Oggi ci abitano persone che – per diversi motivi – sono in difficoltà abitativa e hanno bisogno, oltre che di un tetto, anche di un accompagnamento per affrontare situazioni impegnative e reinserirsi pienamente nel tessuto sociale e lavorativo. Storie e vicende diverse, ma accomunate dalla voglia di riscatto e di riprendere in mano la propria vita.
NON SOLO UNA CASA
È ciò che comunemente va sotto il titolo di “housing sociale”. Tuttavia, nel caso di Oltre il Colle, si va – per usare un gioco di parole – oltre la casa. Chi viene accolto è seguito da un’équipe educativa che supporta la persona a 360 gradi, favorendo l’autonomia individuale. Cura, casa e lavoro sono gli ingredienti dell’inclusione per Contatto & La Bonne Semence che propone, a secondo dei bisogni e delle possibilità degli ospiti, anche percorsi d’inserimento lavorativo nel proprio reparto di assemblaggio elettromeccanico Contattotech di Valpiana, pochi chilometri più a valle, o nelle pulizie, giardinaggio e digitalizzazione sempre in valle. Ma non solo: è fondamentale il lavoro territoriale per favorire l’accoglienza e il coinvolgimento della comunità locale.
IL SUPPORTO DELLA PARROCCHIA
Con i nuovi appartamenti di Oltre il Colle, messi a disposizione dalla Parrocchia e situati proprio vicino alla chiesa di San Bartolomeo Apostolo (grazie alla collaborazione del parroco don Liduino e del Consiglio parrocchiale affari economici), la Val Serina si dimostra ancora una volta “una Valle che cura”. Non è scontato mettere a disposizione immobili per l’accoglienza.

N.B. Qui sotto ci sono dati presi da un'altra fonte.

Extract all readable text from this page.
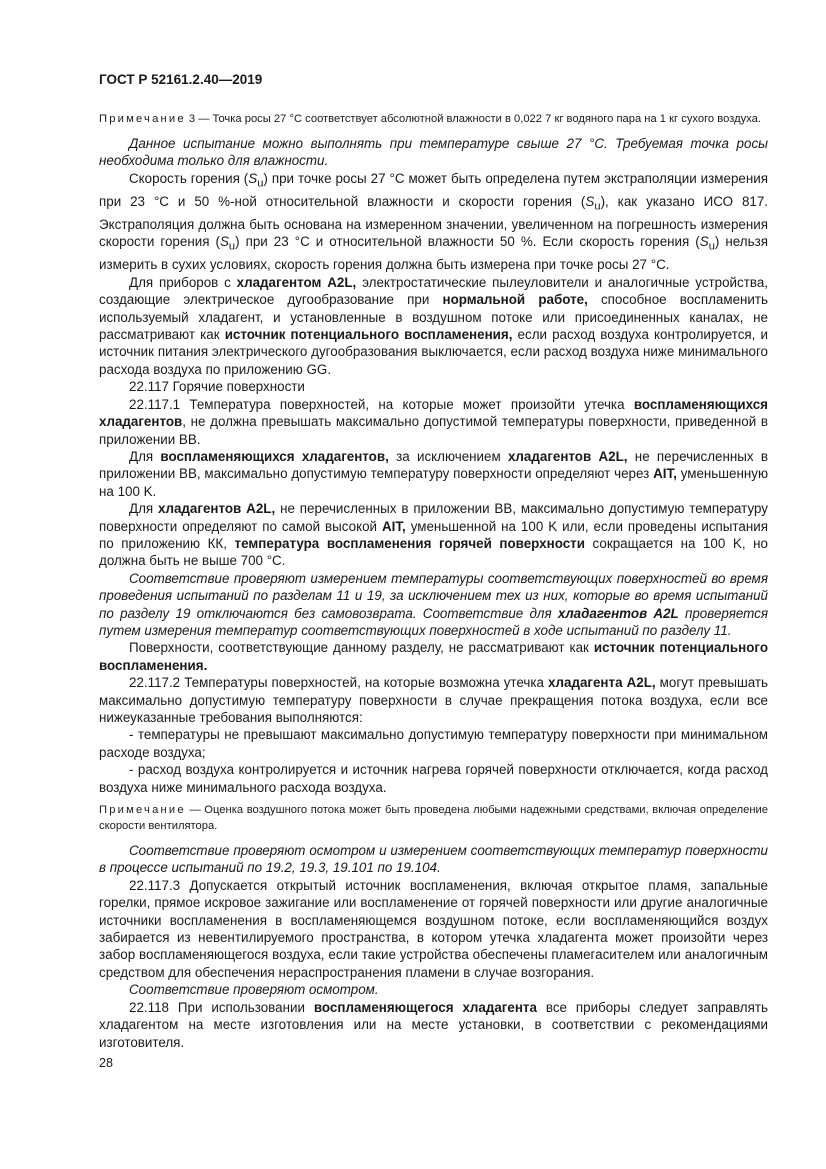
ГОСТ Р 52161.2.40—2019

Примечание 3 — Точка росы 27 °С соответствует абсолютной влажности в 0,022 7 кг водяного пара на 1 кг сухого воздуха.

Данное испытание можно выполнять при температуре свыше 27 °С. Требуемая точка росы необходима только для влажности.

Скорость горения $(S_u)$ при точке росы 27 °С может быть определена путем экстраполяции измерения при 23 °С и 50 %-ной относительной влажности и скорости горения $(S_u)$, как указано ИСО 817. Экстраполяция должна быть основана на измеренном значении, увеличенном на погрешность измерения скорости горения $(S_u)$ при 23 °С и относительной влажности 50 %. Если скорость горения $(S_u)$ нельзя измерить в сухих условиях, скорость горения должна быть измерена при точке росы 27 °С.

Для приборов с хладагентом A2L, электростатические пылеуловители и аналогичные устройства, создающие электрическое дугообразование при нормальной работе, способное воспламенить используемый хладагент, и установленные в воздушном потоке или присоединенных каналах, не рассматривают как источник потенциального воспламенения, если расход воздуха контролируется, и источник питания электрического дугообразования выключается, если расход воздуха ниже минимального расхода воздуха по приложению GG.

22.117 Горячие поверхности

22.117.1 Температура поверхностей, на которые может произойти утечка воспламеняющихся хладагентов, не должна превышать максимально допустимой температуры поверхности, приведенной в приложении ВВ.

Для воспламеняющихся хладагентов, за исключением хладагентов A2L, не перечисленных в приложении ВВ, максимально допустимую температуру поверхности определяют через AIT, уменьшенную на 100 K.

Для хладагентов A2L, не перечисленных в приложении ВВ, максимально допустимую температуру поверхности определяют по самой высокой AIT, уменьшенной на 100 K или, если проведены испытания по приложению КК, температура воспламенения горячей поверхности сокращается на 100 K, но должна быть не выше 700 °С.

Соответствие проверяют измерением температуры соответствующих поверхностей во время проведения испытаний по разделам 11 и 19, за исключением тех из них, которые во время испытаний по разделу 19 отключаются без самовозврата. Соответствие для хладагентов A2L проверяется путем измерения температур соответствующих поверхностей в ходе испытаний по разделу 11.

Поверхности, соответствующие данному разделу, не рассматривают как источник потенциального воспламенения.

22.117.2 Температуры поверхностей, на которые возможна утечка хладагента A2L, могут превышать максимально допустимую температуру поверхности в случае прекращения потока воздуха, если все нижеуказанные требования выполняются:

- температуры не превышают максимально допустимую температуру поверхности при минимальном расходе воздуха;

- расход воздуха контролируется и источник нагрева горячей поверхности отключается, когда расход воздуха ниже минимального расхода воздуха.

Примечание — Оценка воздушного потока может быть проведена любыми надежными средствами, включая определение скорости вентилятора.

Соответствие проверяют осмотром и измерением соответствующих температур поверхности в процессе испытаний по 19.2, 19.3, 19.101 по 19.104.

22.117.3 Допускается открытый источник воспламенения, включая открытое пламя, запальные горелки, прямое искровое зажигание или воспламенение от горячей поверхности или другие аналогичные источники воспламенения в воспламеняющемся воздушном потоке, если воспламеняющийся воздух забирается из невентилируемого пространства, в котором утечка хладагента может произойти через забор воспламеняющегося воздуха, если такие устройства обеспечены пламегасителем или аналогичным средством для обеспечения нераспространения пламени в случае возгорания.

Соответствие проверяют осмотром.

22.118 При использовании воспламеняющегося хладагента все приборы следует заправлять хладагентом на месте изготовления или на месте установки, в соответствии с рекомендациями изготовителя.

28
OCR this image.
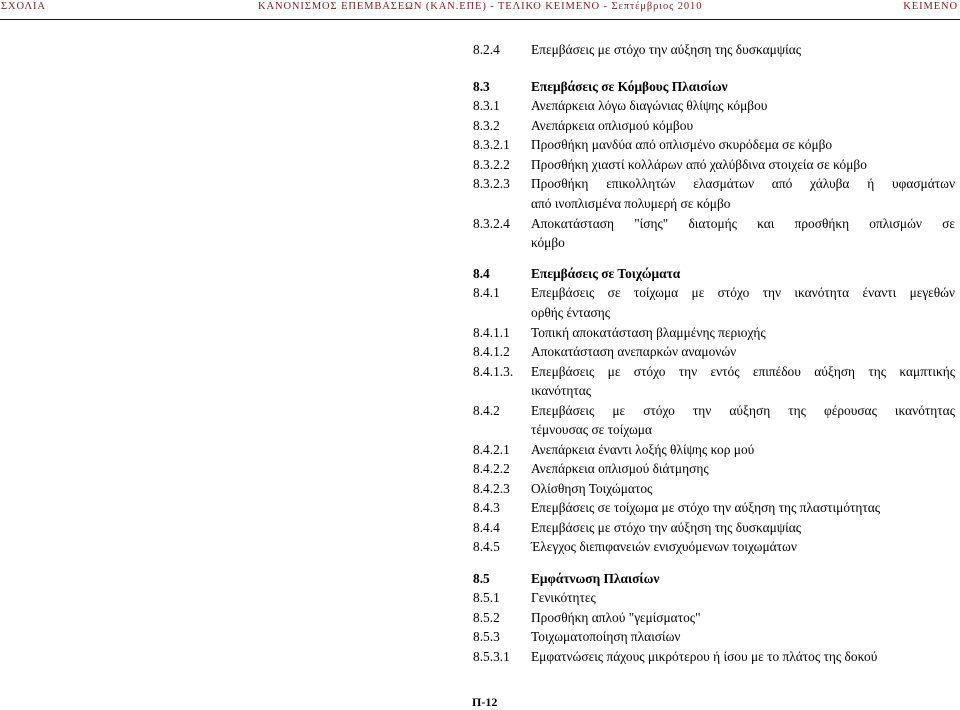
ΣΧΟΛΙΑ	ΚΑΝΟΝΙΣΜΟΣ ΕΠΕΜΒΑΣΕΩΝ (ΚΑΝ.ΕΠΕ) - ΤΕΛΙΚΟ ΚΕΙΜΕΝΟ - Σεπτέμβριος 2010	ΚΕΙΜΕΝΟ
8.2.4 Επεμβάσεις με στόχο την αύξηση της δυσκαμψίας
8.3	Επεμβάσεις σε Κόμβους Πλαισίων
8.3.1 Ανεπάρκεια λόγω διαγώνιας θλίψης κόμβου
8.3.2 Ανεπάρκεια οπλισμού κόμβου
8.3.2.1 Προσθήκη μανδύα από οπλισμένο σκυρόδεμα σε κόμβο
8.3.2.2 Προσθήκη χιαστί κολλάρων από χαλύβδινα στοιχεία σε κόμβο
8.3.2.3 Προσθήκη επικολλητών ελασμάτων από χάλυβα ή υφασμάτων
από ινοπλισμένα πολυμερή σε κόμβο
8.3.2.4 Αποκατάσταση "ίσης" διατομής και προσθήκη οπλισμών σε
κόμβο
8.4	Επεμβάσεις σε Τοιχώματα
8.4.1 Επεμβάσεις σε τοίχωμα με στόχο την ικανότητα έναντι μεγεθών
ορθής έντασης
8.4.1.1 Τοπική αποκατάσταση βλαμμένης περιοχής
8.4.1.2 Αποκατάσταση ανεπαρκών αναμονών
8.4.1.3. Επεμβάσεις με στόχο την εντός επιπέδου αύξηση της καμπτικής
ικανότητας
8.4.2 Επεμβάσεις με στόχο την αύξηση της φέρουσας ικανότητας
τέμνουσας σε τοίχωμα
8.4.2.1 Ανεπάρκεια έναντι λοξής θλίψης κορ μού
8.4.2.2 Ανεπάρκεια οπλισμού διάτμησης
8.4.2.3 Ολίσθηση Τοιχώματος
8.4.3 Επεμβάσεις σε τοίχωμα με στόχο την αύξηση της πλαστιμότητας
8.4.4 Επεμβάσεις με στόχο την αύξηση της δυσκαμψίας
8.4.5 Έλεγχος διεπιφανειών ενισχυόμενων τοιχωμάτων
8.5	Εμφάτνωση Πλαισίων
8.5.1 Γενικότητες
8.5.2 Προσθήκη απλού "γεμίσματος"
8.5.3 Τοιχωματοποίηση πλαισίων
8.5.3.1 Εμφατνώσεις πάχους μικρότερου ή ίσου με το πλάτος της δοκού
Π-12
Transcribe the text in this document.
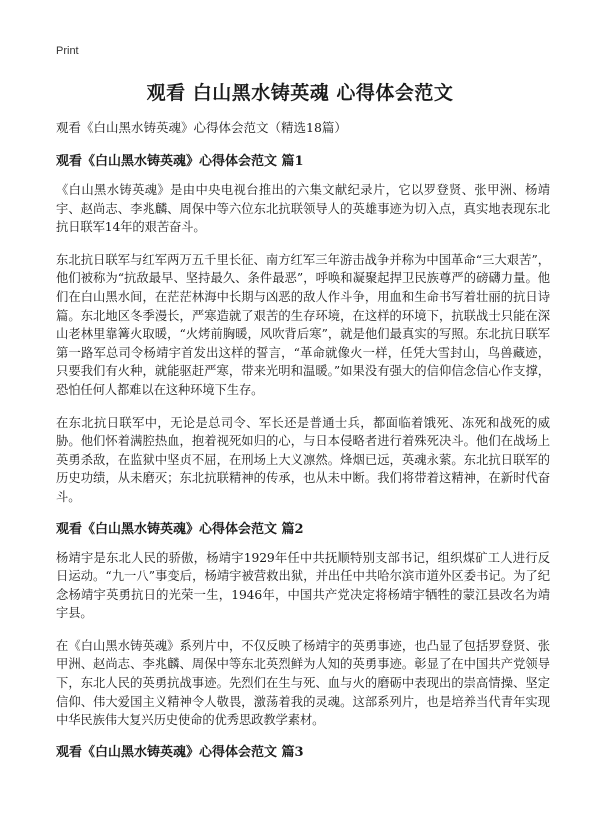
Print
观看 白山黑水铸英魂 心得体会范文

观看《白山黑水铸英魂》心得体会范文（精选18篇）

观看《白山黑水铸英魂》心得体会范文 篇1

《白山黑水铸英魂》是由中央电视台推出的六集文献纪录片，它以罗登贤、张甲洲、杨靖宇、赵尚志、李兆麟、周保中等六位东北抗联领导人的英雄事迹为切入点，真实地表现东北抗日联军14年的艰苦奋斗。

东北抗日联军与红军两万五千里长征、南方红军三年游击战争并称为中国革命“三大艰苦”，他们被称为“抗敌最早、坚持最久、条件最恶”，呼唤和凝聚起捍卫民族尊严的磅礴力量。他们在白山黑水间，在茫茫林海中长期与凶恶的敌人作斗争，用血和生命书写着壮丽的抗日诗篇。东北地区冬季漫长，严寒造就了艰苦的生存环境，在这样的环境下，抗联战士只能在深山老林里靠篝火取暖，“火烤前胸暖，风吹背后寒”，就是他们最真实的写照。东北抗日联军第一路军总司令杨靖宇首发出这样的誓言，“革命就像火一样，任凭大雪封山，鸟兽藏迹，只要我们有火种，就能驱赶严寒，带来光明和温暖。”如果没有强大的信仰信念信心作支撑，恐怕任何人都难以在这种环境下生存。

在东北抗日联军中，无论是总司令、军长还是普通士兵，都面临着饿死、冻死和战死的威胁。他们怀着满腔热血，抱着视死如归的心，与日本侵略者进行着殊死决斗。他们在战场上英勇杀敌，在监狱中坚贞不屈，在刑场上大义凛然。烽烟已远，英魂永萦。东北抗日联军的历史功绩，从未磨灭；东北抗联精神的传承，也从未中断。我们将带着这精神，在新时代奋斗。

观看《白山黑水铸英魂》心得体会范文 篇2

杨靖宇是东北人民的骄傲，杨靖宇1929年任中共抚顺特别支部书记，组织煤矿工人进行反日运动。“九一八”事变后，杨靖宇被营救出狱，并出任中共哈尔滨市道外区委书记。为了纪念杨靖宇英勇抗日的光荣一生，1946年，中国共产党决定将杨靖宇牺牲的蒙江县改名为靖宇县。

在《白山黑水铸英魂》系列片中，不仅反映了杨靖宇的英勇事迹，也凸显了包括罗登贤、张甲洲、赵尚志、李兆麟、周保中等东北英烈鲜为人知的英勇事迹。彰显了在中国共产党领导下，东北人民的英勇抗战事迹。先烈们在生与死、血与火的磨砺中表现出的崇高情操、坚定信仰、伟大爱国主义精神令人敬畏，激荡着我的灵魂。这部系列片，也是培养当代青年实现中华民族伟大复兴历史使命的优秀思政教学素材。

观看《白山黑水铸英魂》心得体会范文 篇3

Tuttavia i nuovi abitanti, persone fragili accolte con attenzione e dignità, non rappresentano solo un gesto di solidarietà: la loro presenza favorisce anche un prezioso controesodo verso le aree interne di montagna, contribuendo a ripopolare un territorio che rischia di perdere abitanti, servizi e vitalità sociale.
IMMAGINARE FUTURI POSSIBILI
A questo proposito, don Cristiano Re, delegato vescovile per la vita sociale e la mondialità, sottolinea come iniziative di questo tipo aiutino a guardare avanti: «Occorre immaginare futuri possibili per le nostre comunità, futuri capaci di accogliere le diversità e ridurre le disuguaglianze, senza paura. Solo così i nostri paesi possono restare vivi, accoglienti e fedeli alla loro vocazione di luoghi in cui nessuno è escluso».
Proprio per questo motivo, per Contatto & La Bonne Semence, gli appartamenti di Oltre il Colle possono diventare un progetto pilota di natura sociale per la Bergamasca.